After purchasing a patent for Dr. Williams' Pink Pills for Pale People in 1890 and making a fortune selling the pills, the Fulfords had a mansion built for them in Brockville, on the shore of the St. Lawrence River where several other beautiful estates were located, many of which were owned by other successful business people. In 1898, the Fulfords commissioned their estate to be built on the King’s Highway, on the eastern edge of Brockville. Architect Albert W. Fuller from Albany, New York, designed Fulford Place, and it was elaborately decorated in the Beaux-Arts style. It was built between 1899 and 1901, and had 35 rooms making up 20,000 square feet.

Since Fulford was an important figure in both the political world and the business scene, entertaining was one of Fulford Place’s primary functions. The house thus contains a grand hall, a dining room to seat over thirty guests, a spacious veranda, and a rococo-style drawing room for the ladies. A Moorish-style smoking room was adjacent to a billiard room for the gentlemen.

Notably, the grounds at Fulford Place were designed by the Olmsted Brothers, and the recently restored formal Italianate garden is a rare and important example of a privately owned Olmsted-designed garden.

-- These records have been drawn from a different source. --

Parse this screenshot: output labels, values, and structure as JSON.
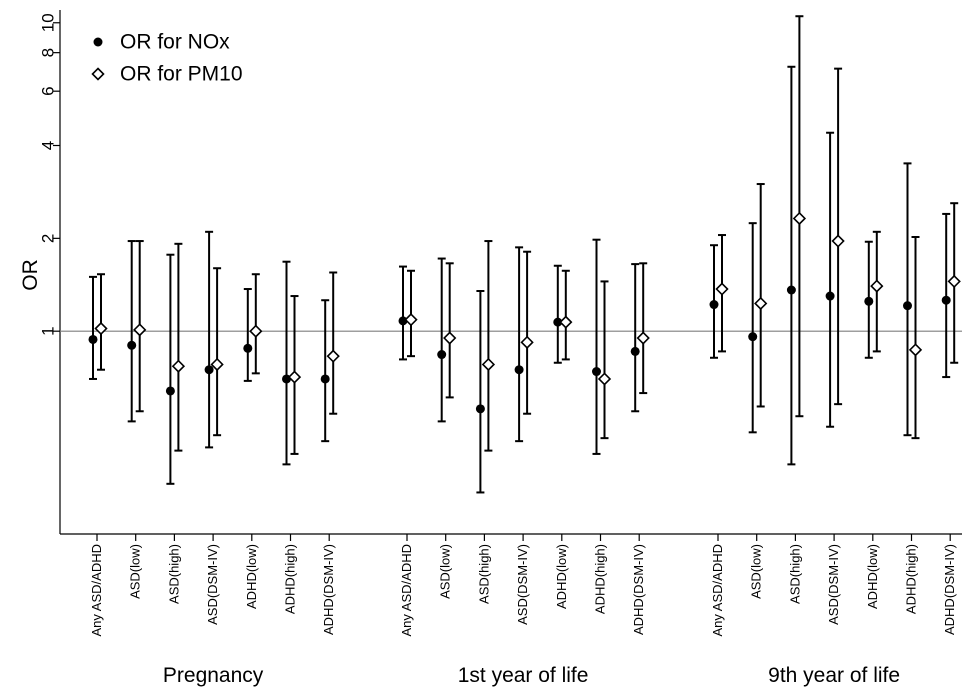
{
  "chart_data": {
    "type": "scatter",
    "ylabel": "OR",
    "yscale": "log",
    "ylim": [
      0.22,
      11
    ],
    "yticks": [
      1,
      2,
      4,
      6,
      8,
      10
    ],
    "ytick_labels": [
      "1",
      "2",
      "4",
      "6",
      "8",
      "10"
    ],
    "reference_line": 1,
    "legend": {
      "position": "top-left"
    },
    "categories": [
      "Any ASD/ADHD",
      "ASD(low)",
      "ASD(high)",
      "ASD(DSM-IV)",
      "ADHD(low)",
      "ADHD(high)",
      "ADHD(DSM-IV)",
      "Any ASD/ADHD",
      "ASD(low)",
      "ASD(high)",
      "ASD(DSM-IV)",
      "ADHD(low)",
      "ADHD(high)",
      "ADHD(DSM-IV)",
      "Any ASD/ADHD",
      "ASD(low)",
      "ASD(high)",
      "ASD(DSM-IV)",
      "ADHD(low)",
      "ADHD(high)",
      "ADHD(DSM-IV)"
    ],
    "groups": [
      {
        "label": "Pregnancy",
        "start": 0,
        "end": 6
      },
      {
        "label": "1st year of life",
        "start": 7,
        "end": 13
      },
      {
        "label": "9th year of life",
        "start": 14,
        "end": 20
      }
    ],
    "series": [
      {
        "name": "OR for NOx",
        "marker": "filled-circle",
        "values": [
          0.94,
          0.9,
          0.64,
          0.75,
          0.88,
          0.7,
          0.7,
          1.08,
          0.84,
          0.56,
          0.75,
          1.07,
          0.74,
          0.86,
          1.22,
          0.96,
          1.36,
          1.3,
          1.25,
          1.21,
          1.26
        ],
        "ci_low": [
          0.7,
          0.51,
          0.32,
          0.42,
          0.69,
          0.37,
          0.44,
          0.81,
          0.51,
          0.3,
          0.44,
          0.79,
          0.4,
          0.55,
          0.82,
          0.47,
          0.37,
          0.49,
          0.82,
          0.46,
          0.71
        ],
        "ci_high": [
          1.5,
          1.96,
          1.77,
          2.1,
          1.37,
          1.68,
          1.26,
          1.62,
          1.72,
          1.35,
          1.87,
          1.63,
          1.98,
          1.65,
          1.9,
          2.24,
          7.2,
          4.4,
          1.95,
          3.5,
          2.4
        ]
      },
      {
        "name": "OR for PM10",
        "marker": "hollow-diamond",
        "values": [
          1.02,
          1.01,
          0.77,
          0.78,
          1.0,
          0.71,
          0.83,
          1.09,
          0.95,
          0.78,
          0.92,
          1.07,
          0.7,
          0.95,
          1.37,
          1.23,
          2.32,
          1.96,
          1.4,
          0.87,
          1.45
        ],
        "ci_low": [
          0.75,
          0.55,
          0.41,
          0.46,
          0.73,
          0.4,
          0.54,
          0.83,
          0.61,
          0.41,
          0.54,
          0.81,
          0.45,
          0.63,
          0.86,
          0.57,
          0.53,
          0.58,
          0.86,
          0.45,
          0.79
        ],
        "ci_high": [
          1.53,
          1.96,
          1.92,
          1.6,
          1.53,
          1.3,
          1.55,
          1.57,
          1.66,
          1.96,
          1.81,
          1.57,
          1.45,
          1.66,
          2.05,
          3.0,
          10.5,
          7.1,
          2.1,
          2.02,
          2.6
        ]
      }
    ]
  }
}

The property was reduced to three of its original 10 acre when George Taylor Fulford II was forced to section off prime lots of real estate to sell in order to afford the maintenance of the house. He remained proprietor of Fulford Place until his death, when he bequeathed it to the Ontario Heritage Foundation (now Ontario Heritage Trust). All of its original contents were later donated by his widow and his son, George Taylor Fulford III.

==Fulford family==
George Taylor Fulford was born in Brockville in 1852 and attended school in Belleville for business, when he met his future wife, Mary Wilder Fulford ( White). Mary was a Wisconsin socialite and had a ten-year courtship with George through letters before they married in 1880. They had three children: Dorothy Marston Fulford (1881–1949), Martha Harris Fulford (1883-1910), and George Taylor Fulford II (1902-1987). In 1900 George Fulford was appointed to the Senate by Prime Minister Sir Wilfried Laurier, making George both Business man and Senator; however, in 1905 George Fulford died after an automobile accident while on a business trip in Newton, MA. He was the first Canadian to die in a car accident. His daughter Dorothy married Arthur Charles Hardy in 1904, while Martha was married twice before dying in childbirth in 1910. Mary Fulford lived at Fulford Place with her son George until her death in 1946. George Fulford II married Josephine Weller and the two resided at Fulford Place with their three children; Martha, Dwight and George III.

==Museum==
The Trust did extensive restoration on the house, and opened it to the public as a historic house museum in 1993. It has been interpreted to how it looked in the Edwardian era; this was done relatively accurately because of the existence of early photographs of rooms (taken for insurance purposes) and a collection of original artifacts (not reproductions). Among the original furnishings and artifacts are; a butterfly Steinway piano gifted to Mary Fulford by her husband, and a Tiffany Dragon Fly Lamp. The opulent and lavishly furnished mansion has been designated a National Historic Site of Canada, and is a major tourist attraction in the Brockville area.

The Museum is affiliated with: CMA, CHIN, and Virtual Museum of Canada.

==Fulford Place in film==
Little Gloria... Happy at Last (1982): several of the mansion's rooms, including the drawing room and bedrooms, as well as the exterior, were used for filming this TV movie about the real-life story of Gloria Vanderbilt.